Idea: 'multiguards' to allow structs in guards

Elixir allows you to define your own data-structures as structs, on top of Erlang maps. However, such user-defined types have always felt a little ‘off’ from the built-in types, because they do not get the same level of support. Most notably, it is (used to be) virtually impossible to define a guard clause that properly works with your struct, because of two problems:

  1. Destructuring maps inside a guard clause was not possible. OTP 21 changes this, with the introduction of the guard-safe :erlang.map_get/2 and :erlang.is_map_key/2 functions.
  2. It is not possible to perform conditionals inside a guard clause; the thing that comes the closest is :erlang.andalso/2/:erlang.oreither/2 (in Elixir exposed as and and or respectively), which however require that the left-hand-side always evaluates to a boolean.

However, today I realized that there is a solution for (2): We could create a compile-time macro that creates multiple function-heads with the different versions of the macro below one-another!

An example

I have in the past created the library Ratio that allows rational numbers. It would be great if you could just use the built-in arithmetic and comparison operators on these structures. However, until now it was impossible to do so: We want to be able to

  • compare %Ratio{} to %Ratio{}
  • %Ratio{} to integer,
  • integer to %Ratio{},
  • and still allow integer <-> integer comparisons.

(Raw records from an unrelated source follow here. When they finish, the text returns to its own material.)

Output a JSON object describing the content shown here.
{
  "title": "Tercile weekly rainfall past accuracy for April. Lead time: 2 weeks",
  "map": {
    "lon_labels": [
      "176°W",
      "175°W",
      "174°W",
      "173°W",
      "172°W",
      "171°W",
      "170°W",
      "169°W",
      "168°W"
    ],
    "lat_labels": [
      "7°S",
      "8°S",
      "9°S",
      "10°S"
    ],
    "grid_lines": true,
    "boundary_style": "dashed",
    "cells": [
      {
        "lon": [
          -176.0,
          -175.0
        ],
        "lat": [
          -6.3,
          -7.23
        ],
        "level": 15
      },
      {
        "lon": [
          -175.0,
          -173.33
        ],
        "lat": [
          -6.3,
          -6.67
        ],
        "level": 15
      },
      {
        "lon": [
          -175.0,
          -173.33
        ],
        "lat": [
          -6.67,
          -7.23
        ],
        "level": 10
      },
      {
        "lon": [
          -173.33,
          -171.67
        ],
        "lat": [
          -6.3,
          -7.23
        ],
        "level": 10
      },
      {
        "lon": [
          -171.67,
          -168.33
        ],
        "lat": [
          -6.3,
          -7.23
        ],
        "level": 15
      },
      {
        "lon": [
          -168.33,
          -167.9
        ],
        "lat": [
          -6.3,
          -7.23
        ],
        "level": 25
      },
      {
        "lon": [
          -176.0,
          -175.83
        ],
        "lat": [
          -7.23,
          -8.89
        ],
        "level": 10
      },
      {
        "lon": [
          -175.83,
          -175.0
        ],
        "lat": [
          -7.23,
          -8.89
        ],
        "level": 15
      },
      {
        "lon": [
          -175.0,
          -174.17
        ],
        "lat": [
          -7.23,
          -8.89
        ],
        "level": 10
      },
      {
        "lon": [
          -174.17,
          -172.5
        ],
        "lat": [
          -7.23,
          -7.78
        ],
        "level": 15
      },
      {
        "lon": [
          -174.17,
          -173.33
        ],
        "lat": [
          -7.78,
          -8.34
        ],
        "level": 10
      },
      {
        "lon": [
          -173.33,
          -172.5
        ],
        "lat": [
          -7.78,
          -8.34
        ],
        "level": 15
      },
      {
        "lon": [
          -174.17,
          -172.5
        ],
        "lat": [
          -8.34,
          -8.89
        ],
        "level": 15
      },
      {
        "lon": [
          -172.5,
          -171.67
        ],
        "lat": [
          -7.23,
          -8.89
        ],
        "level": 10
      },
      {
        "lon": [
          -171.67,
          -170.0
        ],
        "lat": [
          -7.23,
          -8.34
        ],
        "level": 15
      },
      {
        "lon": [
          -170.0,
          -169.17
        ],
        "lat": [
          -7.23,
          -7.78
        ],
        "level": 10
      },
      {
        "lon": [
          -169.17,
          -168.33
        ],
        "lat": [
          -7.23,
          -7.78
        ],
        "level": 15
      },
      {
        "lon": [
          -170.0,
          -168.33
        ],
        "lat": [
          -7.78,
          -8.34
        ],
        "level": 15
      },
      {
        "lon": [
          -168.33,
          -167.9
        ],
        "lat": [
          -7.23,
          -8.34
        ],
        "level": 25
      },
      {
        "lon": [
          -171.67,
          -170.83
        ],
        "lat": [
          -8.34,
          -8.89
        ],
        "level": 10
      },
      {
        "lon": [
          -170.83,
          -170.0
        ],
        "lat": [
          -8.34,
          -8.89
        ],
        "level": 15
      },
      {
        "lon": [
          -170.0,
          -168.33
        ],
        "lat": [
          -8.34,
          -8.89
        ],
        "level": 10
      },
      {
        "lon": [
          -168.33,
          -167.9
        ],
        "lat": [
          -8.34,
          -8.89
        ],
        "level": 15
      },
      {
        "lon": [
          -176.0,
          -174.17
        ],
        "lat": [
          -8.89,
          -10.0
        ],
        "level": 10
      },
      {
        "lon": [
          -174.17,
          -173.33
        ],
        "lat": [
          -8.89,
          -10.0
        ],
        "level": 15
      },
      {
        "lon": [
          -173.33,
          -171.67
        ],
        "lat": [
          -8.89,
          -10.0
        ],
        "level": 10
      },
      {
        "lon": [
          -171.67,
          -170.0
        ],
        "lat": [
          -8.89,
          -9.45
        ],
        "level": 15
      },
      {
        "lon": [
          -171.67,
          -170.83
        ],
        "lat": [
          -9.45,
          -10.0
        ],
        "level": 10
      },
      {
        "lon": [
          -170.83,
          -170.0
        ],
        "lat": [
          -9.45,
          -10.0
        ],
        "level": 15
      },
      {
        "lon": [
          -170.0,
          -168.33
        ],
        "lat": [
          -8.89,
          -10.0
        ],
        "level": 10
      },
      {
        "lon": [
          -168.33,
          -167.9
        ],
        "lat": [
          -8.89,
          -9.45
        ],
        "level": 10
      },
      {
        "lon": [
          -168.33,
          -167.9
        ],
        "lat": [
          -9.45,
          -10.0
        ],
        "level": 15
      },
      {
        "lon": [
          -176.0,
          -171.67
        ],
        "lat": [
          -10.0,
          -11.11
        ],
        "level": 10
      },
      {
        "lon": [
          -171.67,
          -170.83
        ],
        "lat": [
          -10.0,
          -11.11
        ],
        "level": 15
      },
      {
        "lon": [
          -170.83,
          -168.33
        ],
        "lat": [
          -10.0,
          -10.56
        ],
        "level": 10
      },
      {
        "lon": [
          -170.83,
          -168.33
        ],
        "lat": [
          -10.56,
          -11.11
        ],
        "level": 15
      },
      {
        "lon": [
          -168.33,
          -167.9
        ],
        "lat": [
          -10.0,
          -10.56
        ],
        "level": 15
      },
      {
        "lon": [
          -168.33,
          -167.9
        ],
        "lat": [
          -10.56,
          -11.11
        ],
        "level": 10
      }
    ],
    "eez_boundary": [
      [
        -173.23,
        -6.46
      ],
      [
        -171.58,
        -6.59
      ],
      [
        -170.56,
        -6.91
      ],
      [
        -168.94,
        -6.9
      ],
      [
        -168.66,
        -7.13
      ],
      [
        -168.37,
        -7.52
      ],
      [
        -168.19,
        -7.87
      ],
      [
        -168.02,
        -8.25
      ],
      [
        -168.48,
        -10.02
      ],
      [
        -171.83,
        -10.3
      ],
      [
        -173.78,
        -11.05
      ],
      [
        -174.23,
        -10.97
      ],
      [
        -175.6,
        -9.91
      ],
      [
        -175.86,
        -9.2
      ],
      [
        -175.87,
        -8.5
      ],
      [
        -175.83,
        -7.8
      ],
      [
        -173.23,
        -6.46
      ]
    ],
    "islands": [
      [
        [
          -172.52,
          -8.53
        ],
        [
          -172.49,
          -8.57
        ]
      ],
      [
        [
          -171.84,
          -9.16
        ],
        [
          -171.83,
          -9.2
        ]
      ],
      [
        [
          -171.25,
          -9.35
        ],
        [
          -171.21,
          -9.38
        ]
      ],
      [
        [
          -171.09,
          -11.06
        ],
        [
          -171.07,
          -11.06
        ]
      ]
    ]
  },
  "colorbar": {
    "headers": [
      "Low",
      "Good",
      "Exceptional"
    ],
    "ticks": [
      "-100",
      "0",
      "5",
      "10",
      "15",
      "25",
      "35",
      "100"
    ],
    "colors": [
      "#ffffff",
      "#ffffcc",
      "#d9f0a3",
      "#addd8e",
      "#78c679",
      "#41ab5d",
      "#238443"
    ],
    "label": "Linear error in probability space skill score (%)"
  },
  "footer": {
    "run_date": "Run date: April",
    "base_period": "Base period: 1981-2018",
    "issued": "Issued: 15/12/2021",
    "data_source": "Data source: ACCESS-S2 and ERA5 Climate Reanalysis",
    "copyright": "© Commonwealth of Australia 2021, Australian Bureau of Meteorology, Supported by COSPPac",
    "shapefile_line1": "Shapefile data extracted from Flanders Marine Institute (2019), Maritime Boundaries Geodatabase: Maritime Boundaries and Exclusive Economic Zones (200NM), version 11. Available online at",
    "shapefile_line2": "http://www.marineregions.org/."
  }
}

If def and defp were to be altered to, whenever a comparison operation would be used in a guard, expand the function into multiple clauses, each with the next guard, then these kinds of operations would now be possible!

Important advantages

  • It will finally be possible to treat our custom types as built-in ones, by having proper guard-safe functions work on them.
  • Related to this, it will be possible to override or extend the built-in operators so they will work properly for custom datastructures as well, which will (a) remove one hurdle for newcomers when coming to the language and (b) improve the readability of our code.

Disadvantages

Two disadvantages come to mind:

  1. The difference between the code you write and what it compiles to increases slightly. This might have an impact on the debug-ability of some code. However, because you see, for instance, the expanded guards right next to an ArgumentError-stacktrace and because people should not nest multiple layers of abstraction in the same guard clause anyway, I think this might not be that much of a disadvantage.
  2. Increased code size. Either the function body is copied multiple times, ones per guard clause, or an extra level of call-indirection is done. Either might be optimized away by the BEAM however (I have not yet done any checks to see this). Another possibility would be to compile such a multi-guard down to an Erlang ,-separated (comma-separated) guard clause set, which is the built-in way Erlang allows multiple clauses to dispatch to the same function body.

All right, that was all I had to say for now.